TORONTO — About 10 years ago, married Vancouver-based actors Kyra Zagorsky and Patrick Sabongui were on the city SkyTrain with their two children when something pulled them out of their happy family moment.
“Some man started calling him a terrorist,” recalls Zagorsky of the verbal attack launched on her husband.
“One of the big things that stuck out to me was the lack of engagement from everyone else. Nobody did anything. It was so shocking.”
The incident served as inspiration for the start of “The Prince,” which will start screening next week in the Short Film Corner of the Cannes Film Festival.
Zagorsky wrote and directed the Vancouver-shot short, which follows a Middle-Eastern/American actor as he takes his niece and nephew on public transit. During the trip, his elation over getting an acting job vanishes when a passenger calls them “terrorists” and tells them to “go back to where you came from.”
Later, on a film set, the uncle is further dismayed when he realizes the extremist nature of the role he landed.
Lee Majdoub stars as the uncle. His niece and nephew are played by Ashe Sabongui and Bodhi Sabongui, who are the children of Zagorsky and Sabongui.
Zagorsky says Sabongui, who hails from Montreal and is of Egyptian descent, is a classically trained actor with a master’s degree in his craft. Yet he’s often typecast.
“In the beginning the only roles that were available to people like him were you had to be a terrorist,” she says in a phone interview.
“He can do so many things and this is was what was presented to him for a long time.”
Even these days, with dozens of credits including CW’s “The Flash,” it still happens.
“After the (2016 U.S.) election, certain things have started to swing back the other way,” says Zagorsky, who was born in New York and can be seen in the CW series “The 100.”
Sabongui has fought back against such stereotypes, though.
Zagorsky says he’s walked away from some auditions, turned down certain roles and talked to creatives onset about his culture to help flesh out scripts and characters.

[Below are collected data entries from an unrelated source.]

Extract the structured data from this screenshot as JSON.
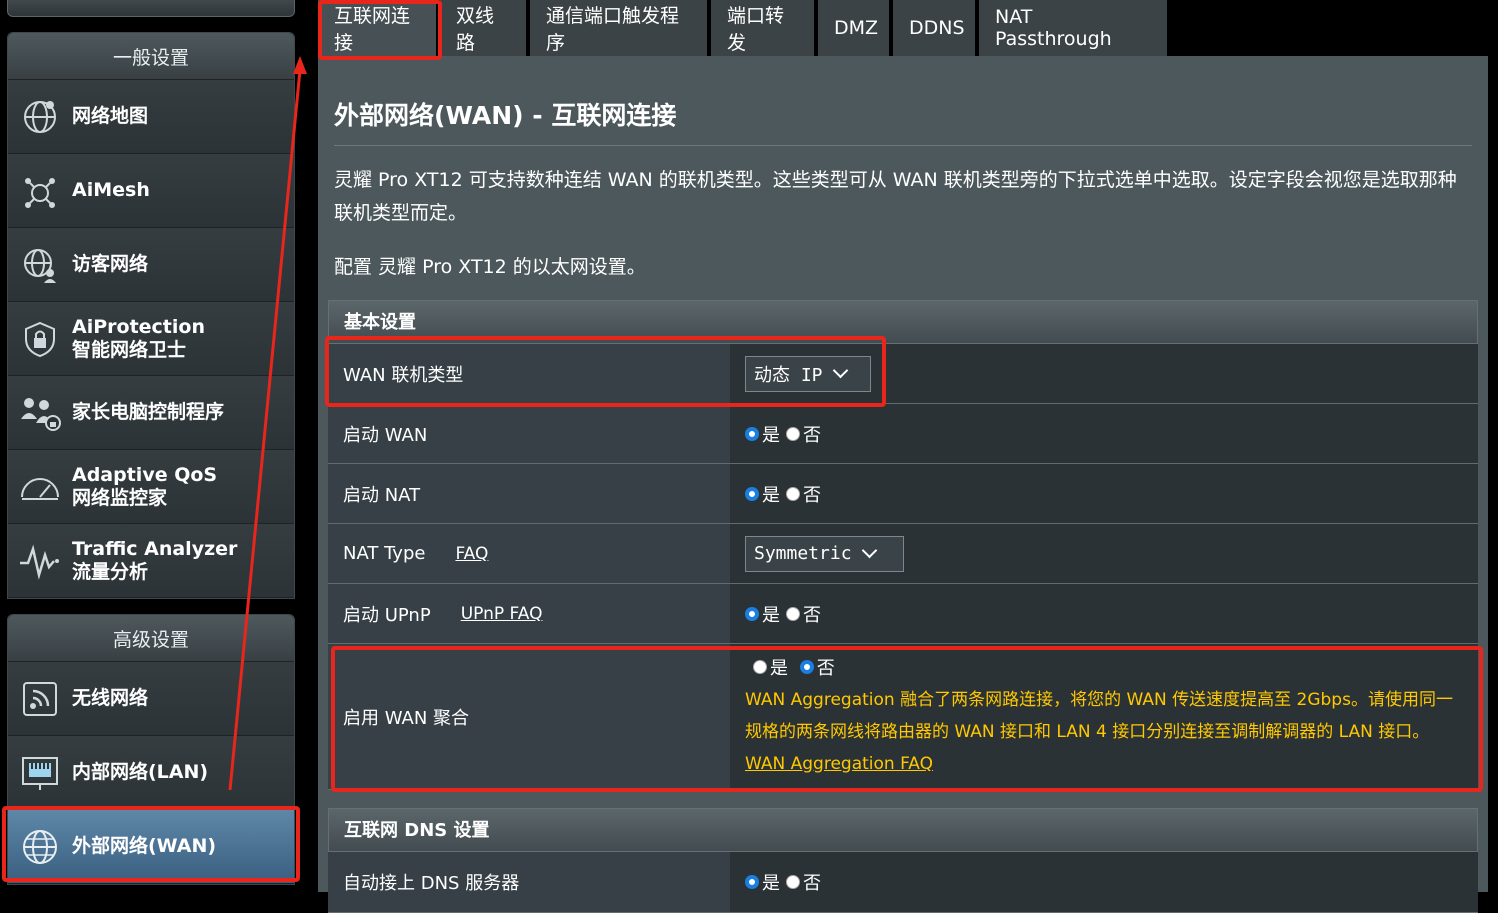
{
  "sidebar": {
    "general_header": "一般设置",
    "general_items": [
      {
        "label": "网络地图",
        "icon": "globe-network-icon"
      },
      {
        "label": "AiMesh",
        "icon": "aimesh-icon"
      },
      {
        "label": "访客网络",
        "icon": "guest-network-icon"
      },
      {
        "label": "AiProtection",
        "label2": "智能网络卫士",
        "icon": "shield-lock-icon"
      },
      {
        "label": "家长电脑控制程序",
        "icon": "family-users-icon"
      },
      {
        "label": "Adaptive QoS",
        "label2": "网络监控家",
        "icon": "speedometer-icon"
      },
      {
        "label": "Traffic Analyzer",
        "label2": "流量分析",
        "icon": "traffic-wave-icon"
      }
    ],
    "advanced_header": "高级设置",
    "advanced_items": [
      {
        "label": "无线网络",
        "icon": "wireless-icon"
      },
      {
        "label": "内部网络(LAN)",
        "icon": "lan-port-icon"
      },
      {
        "label": "外部网络(WAN)",
        "icon": "wan-globe-icon"
      }
    ]
  },
  "tabs": [
    "互联网连接",
    "双线路",
    "通信端口触发程序",
    "端口转发",
    "DMZ",
    "DDNS",
    "NAT Passthrough"
  ],
  "main": {
    "title": "外部网络(WAN) - 互联网连接",
    "description": "灵耀 Pro XT12 可支持数种连结 WAN 的联机类型。这些类型可从 WAN 联机类型旁的下拉式选单中选取。设定字段会视您是选取那种联机类型而定。",
    "description2": "配置 灵耀 Pro XT12 的以太网设置。",
    "basic_section": "基本设置",
    "rows": {
      "wan_type_label": "WAN 联机类型",
      "wan_type_value": "动态 IP",
      "enable_wan_label": "启动 WAN",
      "enable_nat_label": "启动 NAT",
      "nat_type_label": "NAT Type",
      "nat_type_faq": "FAQ",
      "nat_type_value": "Symmetric",
      "enable_upnp_label": "启动 UPnP",
      "upnp_faq": "UPnP  FAQ",
      "wan_aggregation_label": "启用 WAN 聚合",
      "wan_aggregation_note": "WAN Aggregation 融合了两条网路连接，将您的 WAN 传送速度提高至 2Gbps。请使用同一规格的两条网线将路由器的 WAN 接口和 LAN 4 接口分别连接至调制解调器的 LAN 接口。",
      "wan_aggregation_faq": "WAN Aggregation FAQ"
    },
    "dns_section": "互联网 DNS 设置",
    "dns_auto_label": "自动接上 DNS 服务器",
    "yes": "是",
    "no": "否"
  },
  "colors": {
    "highlight": "#e8261c",
    "warning_text": "#ffc800",
    "radio_selected": "#1a7fe0"
  }
}
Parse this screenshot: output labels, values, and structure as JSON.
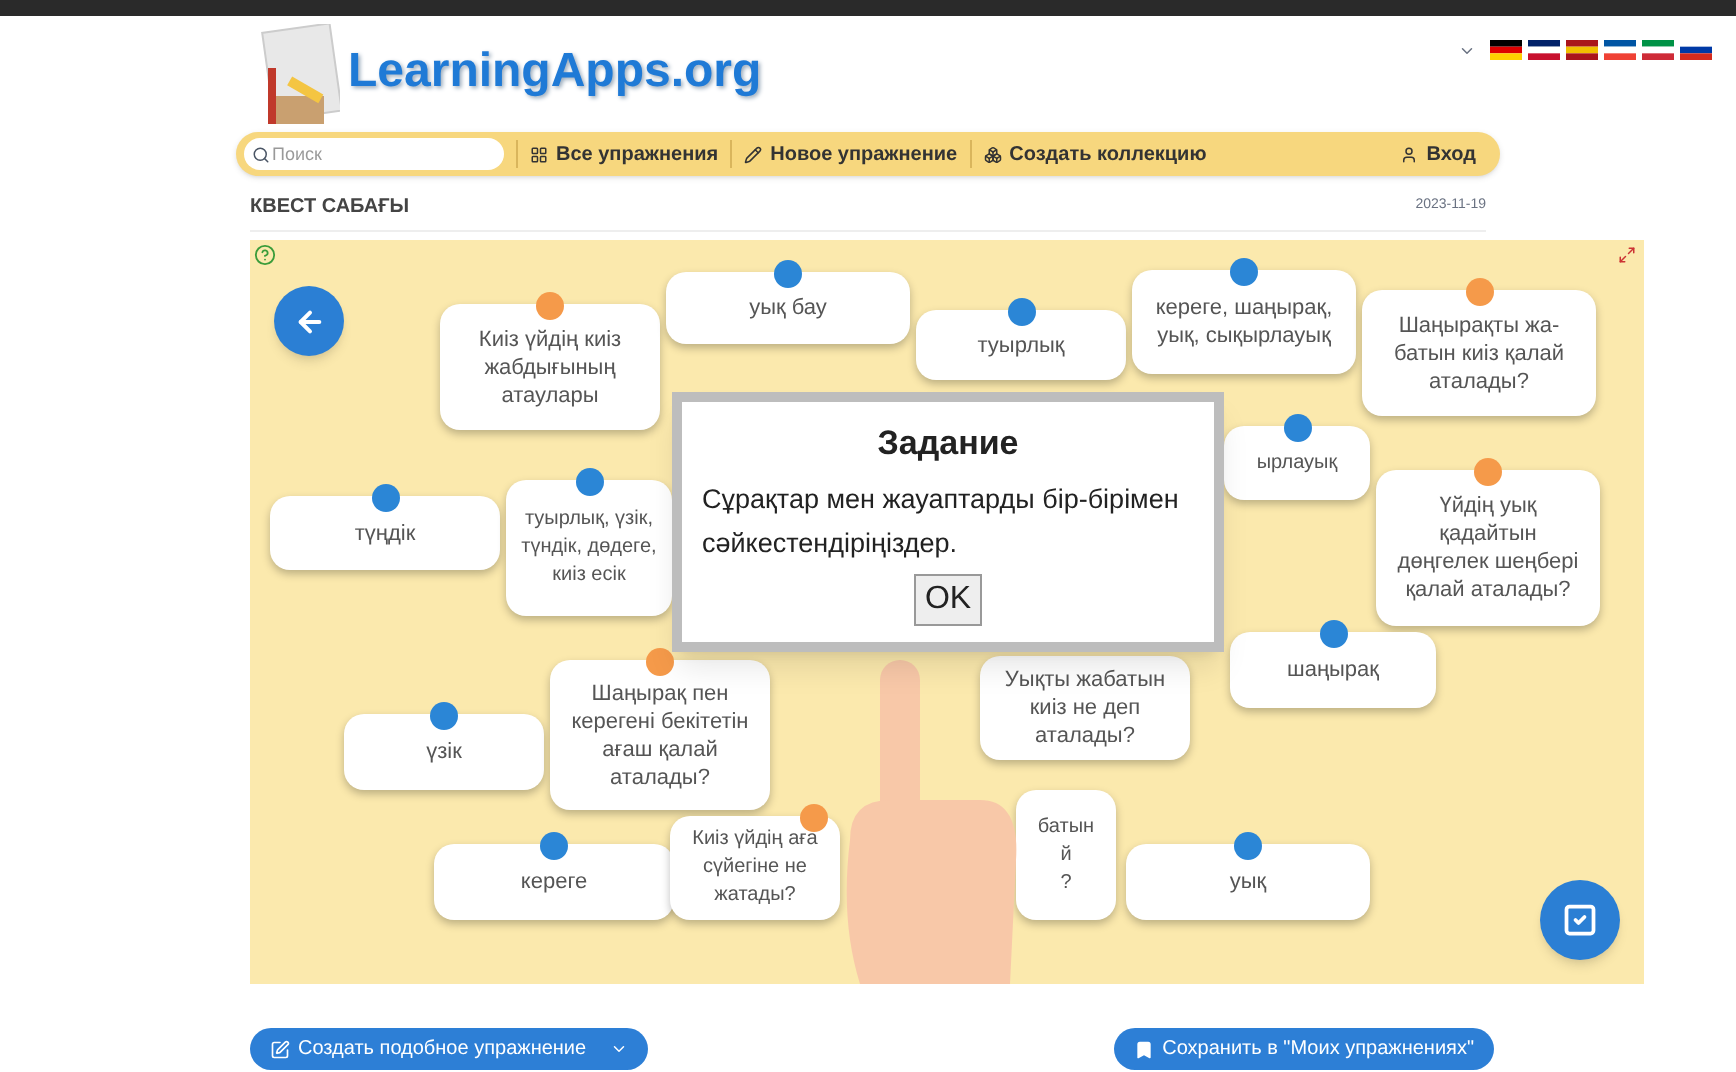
{
  "header": {
    "logo": "LearningApps.org"
  },
  "nav": {
    "search": {
      "placeholder": "Поиск"
    },
    "items": [
      "Все упражнения",
      "Новое упражнение",
      "Создать коллекцию"
    ],
    "login": "Вход"
  },
  "title": "КВЕСТ САБАҒЫ",
  "date": "2023-11-19",
  "game": {
    "cards": [
      {
        "text": "Киіз үйдің киіз\nжабдығының\nатаулары",
        "kind": "question"
      },
      {
        "text": "уық бау",
        "kind": "answer"
      },
      {
        "text": "туырлық",
        "kind": "answer"
      },
      {
        "text": "кереге, шаңырақ,\nуық, сықырлауық",
        "kind": "answer"
      },
      {
        "text": "Шаңырақты жа-\nбатын киіз қалай\nаталады?",
        "kind": "question"
      },
      {
        "text": "ырлауық",
        "kind": "answer"
      },
      {
        "text": "түңдік",
        "kind": "answer"
      },
      {
        "text": "туырлық, үзік,\nтүндік, дөдеге,\nкиіз есік",
        "kind": "answer"
      },
      {
        "text": "Үйдің уық\nқадайтын\nдөңгелек шеңбері\nқалай аталады?",
        "kind": "question"
      },
      {
        "text": "шаңырақ",
        "kind": "answer"
      },
      {
        "text": "Уықты жабатын\nкиіз не деп\nаталады?"
      },
      {
        "text": "үзік",
        "kind": "answer"
      },
      {
        "text": "Шаңырақ пен\nкерегені бекітетін\nағаш қалай\nаталады?",
        "kind": "question"
      },
      {
        "text": "кереге",
        "kind": "answer"
      },
      {
        "text": "Киіз үйдің аға\nсүйегіне не\nжатады?",
        "kind": "question"
      },
      {
        "text": "батын\nй\n?"
      },
      {
        "text": "уық",
        "kind": "answer"
      }
    ],
    "dialog": {
      "title": "Задание",
      "text": "Сұрақтар мен жауаптарды бір-бірімен сәйкестендіріңіздер.",
      "button": "OK"
    }
  },
  "footer": {
    "create": "Создать подобное упражнение",
    "save": "Сохранить в \"Моих упражнениях\""
  }
}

“While we were in Brooklyn, there was a big show coming out and they were like, ‘You need to read for this, this is a great part for you’ — but it was so twisty moustache villain, like no humanity to the character,” Zagorsky says.

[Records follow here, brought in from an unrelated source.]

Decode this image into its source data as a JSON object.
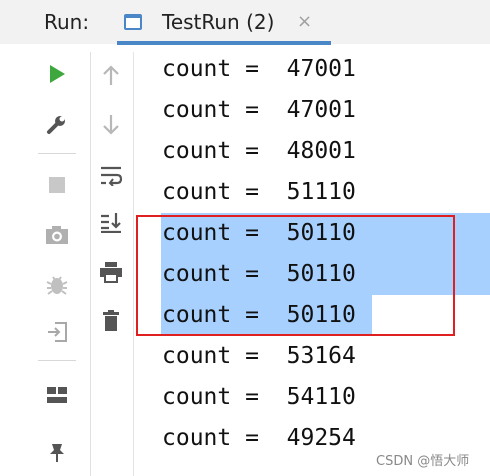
{
  "header": {
    "run_label": "Run:",
    "tab_title": "TestRun (2)",
    "tab_close": "×"
  },
  "toolbar_left": {
    "items": [
      {
        "name": "run-icon"
      },
      {
        "name": "wrench-icon"
      },
      {
        "name": "stop-icon"
      },
      {
        "name": "camera-icon"
      },
      {
        "name": "debug-bug-icon"
      },
      {
        "name": "login-icon"
      },
      {
        "name": "layout-icon"
      },
      {
        "name": "pin-icon"
      }
    ]
  },
  "toolbar_right": {
    "items": [
      {
        "name": "arrow-up-icon"
      },
      {
        "name": "arrow-down-icon"
      },
      {
        "name": "soft-wrap-icon"
      },
      {
        "name": "scroll-to-end-icon"
      },
      {
        "name": "print-icon"
      },
      {
        "name": "trash-icon"
      }
    ]
  },
  "console": {
    "lines": [
      "count =  47001",
      "count =  47001",
      "count =  48001",
      "count =  51110",
      "count =  50110",
      "count =  50110",
      "count =  50110",
      "count =  53164",
      "count =  54110",
      "count =  49254"
    ],
    "selected_lines": [
      4,
      5,
      6
    ]
  },
  "colors": {
    "selection": "#a7d0ff",
    "highlight_box": "#e02020",
    "accent": "#4a87c7",
    "run_green": "#3ea83e"
  },
  "watermark": "CSDN @悟大师"
}
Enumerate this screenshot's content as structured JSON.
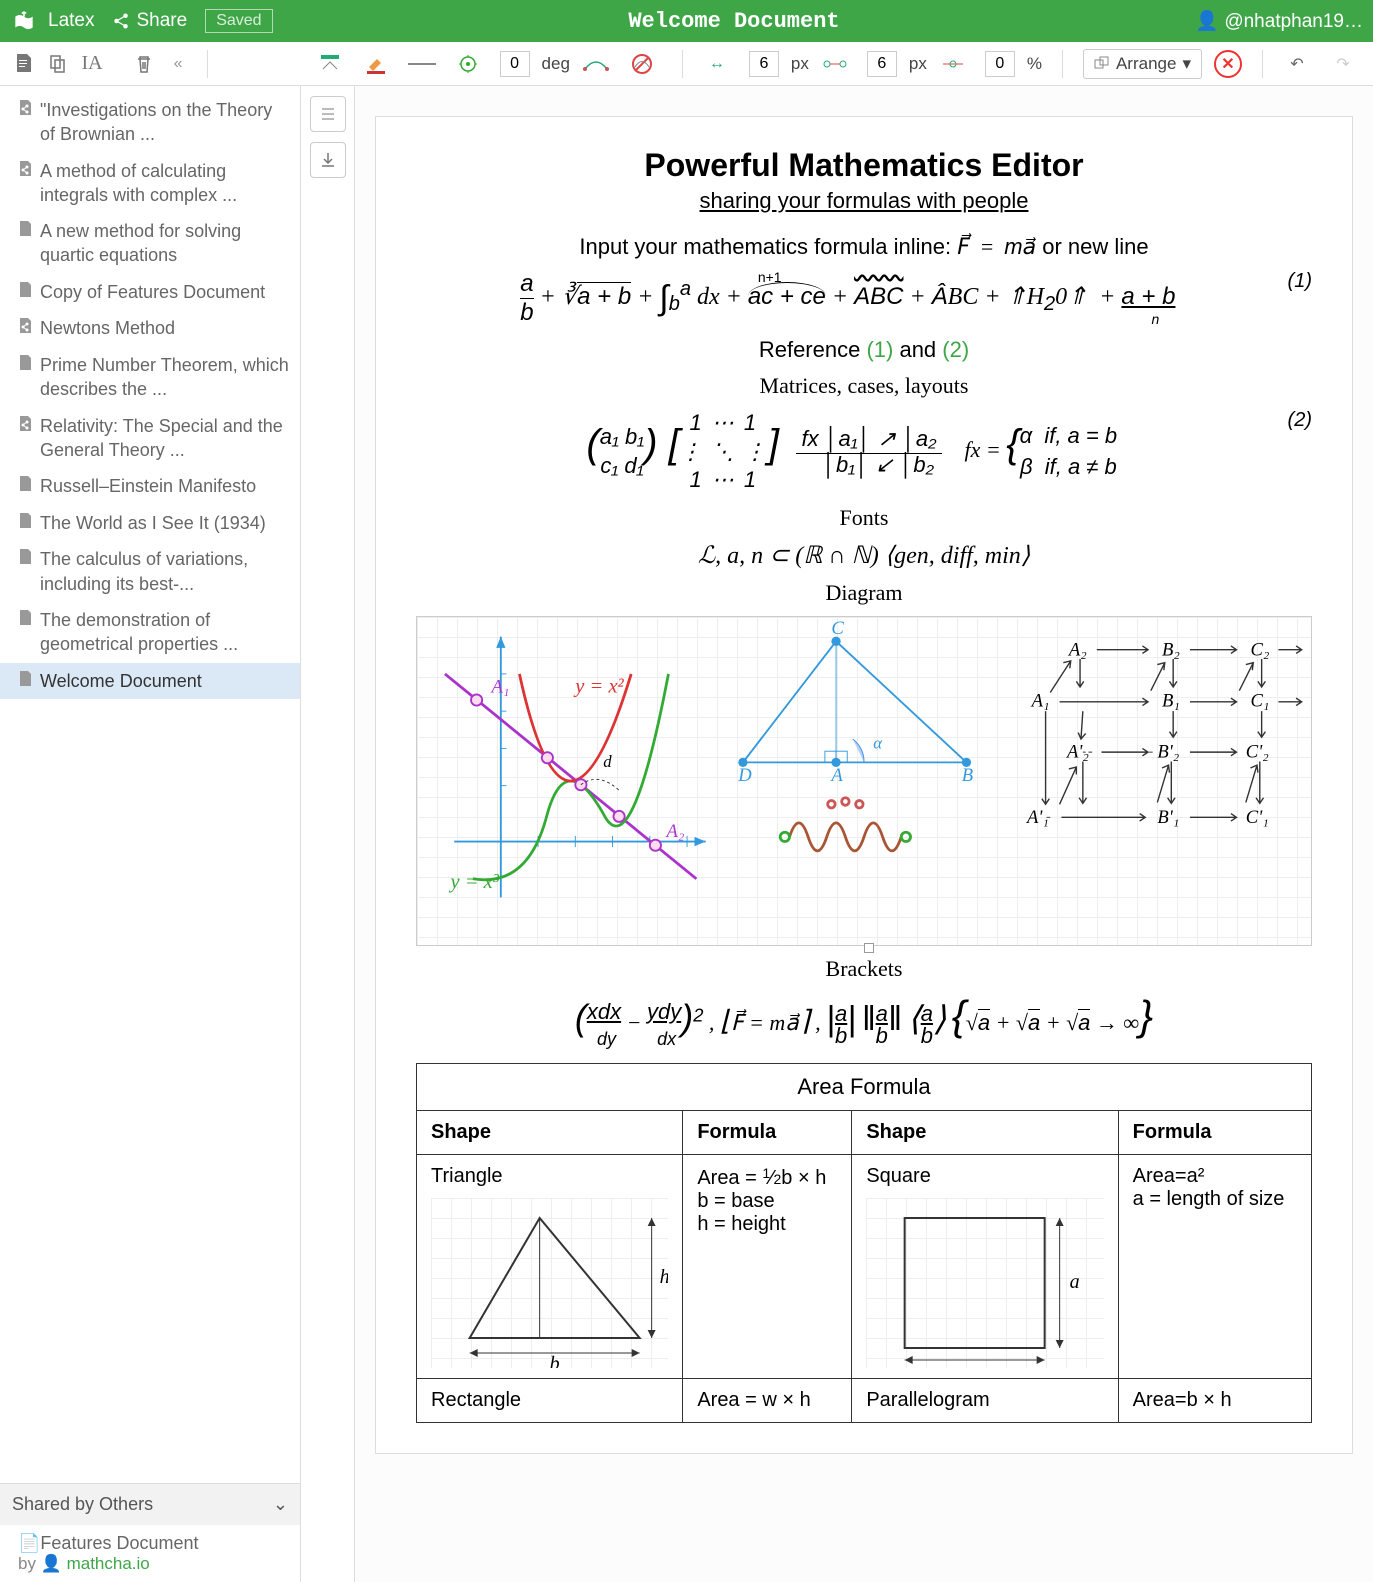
{
  "topbar": {
    "latex": "Latex",
    "share": "Share",
    "saved": "Saved",
    "title": "Welcome Document",
    "user": "@nhatphan19…"
  },
  "toolbar": {
    "rot": "0",
    "deg": "deg",
    "px1": "6",
    "px2": "6",
    "pct": "0",
    "pxlbl": "px",
    "pctlbl": "%",
    "arrange": "Arrange"
  },
  "files": [
    {
      "label": "\"Investigations on the Theory of Brownian ...",
      "icon": "share"
    },
    {
      "label": "A method of calculating integrals with complex ...",
      "icon": "share"
    },
    {
      "label": "A new method for solving quartic equations",
      "icon": "doc"
    },
    {
      "label": "Copy of Features Document",
      "icon": "doc"
    },
    {
      "label": "Newtons Method",
      "icon": "share"
    },
    {
      "label": "Prime Number Theorem, which describes the ...",
      "icon": "doc"
    },
    {
      "label": "Relativity: The Special and the General Theory ...",
      "icon": "share"
    },
    {
      "label": "Russell–Einstein Manifesto",
      "icon": "doc"
    },
    {
      "label": "The World as I See It (1934)",
      "icon": "doc"
    },
    {
      "label": "The calculus of variations, including its best-...",
      "icon": "doc"
    },
    {
      "label": "The demonstration of geometrical properties ...",
      "icon": "doc"
    },
    {
      "label": "Welcome Document",
      "icon": "doc",
      "selected": true
    }
  ],
  "shared": {
    "header": "Shared by Others",
    "item": "Features Document",
    "by": "by ",
    "author": "mathcha.io"
  },
  "doc": {
    "title": "Powerful Mathematics Editor",
    "subtitle": "sharing your formulas with people",
    "inlineIntro": "Input your mathematics formula inline: ",
    "inlineMid": " or new line",
    "eq1num": "(1)",
    "refText": "Reference ",
    "ref1": "(1)",
    "refAnd": " and ",
    "ref2": "(2)",
    "matricesHdr": "Matrices, cases, layouts",
    "eq2num": "(2)",
    "fontsHdr": "Fonts",
    "fontsLine": "ℒ, a, n ⊂ (ℝ ∩ ℕ) ⟨gen, diff, min⟩",
    "diagramHdr": "Diagram",
    "bracketsHdr": "Brackets",
    "areaHdr": "Area Formula",
    "table": {
      "h1": "Shape",
      "h2": "Formula",
      "h3": "Shape",
      "h4": "Formula",
      "r1c1": "Triangle",
      "r1c2a": "Area = ",
      "r1c2b": "b × h",
      "r1c2c": "b = base",
      "r1c2d": "h = height",
      "r1c3": "Square",
      "r1c4a": "Area=a²",
      "r1c4b": "a = length of size",
      "r2c1": "Rectangle",
      "r2c2": "Area = w × h",
      "r2c3": "Parallelogram",
      "r2c4": "Area=b × h"
    }
  }
}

“When you’ve got kids and you’ve got mouths to feed, it’s a big decision to say: ‘This is a really big role, it’s a great role, it’s a financially smart thing to do. But I can’t represent my culture in this light, because this guy is just a straight-up stereotype of a bad guy and we need to be putting people onscreen who look like me who are just regular people, because there are so many of us.”
Zagorsky says their children have also endured racism, noting her son documented his experience in a school assignment.
“It was this autobiography they had to write and he starts writing about how, ‘When I was nine years old my best friend called me a terrorist on the playground,’” Zagorsky says.
“There are these little moments that happen as children that shapes things for them.”
The National Film Board of Canada will also be at Cannes, with Patrick Bouchard’s animated short “The Subject.” It will screen in the Directors’ Fortnight section of the festival, which runs May 8-19.
“The Prince” has already screened at other festivals and Zagorsky says she’s excited to see the reaction in Cannes.
“Sometimes people are moved by it because they didn’t know the subtle racism that’s in the film,” she says.
“They started to recognize and think, ‘I had no idea how hurtful that could be or that it could have such an impact on people’s lives and the way they live their daily lives.”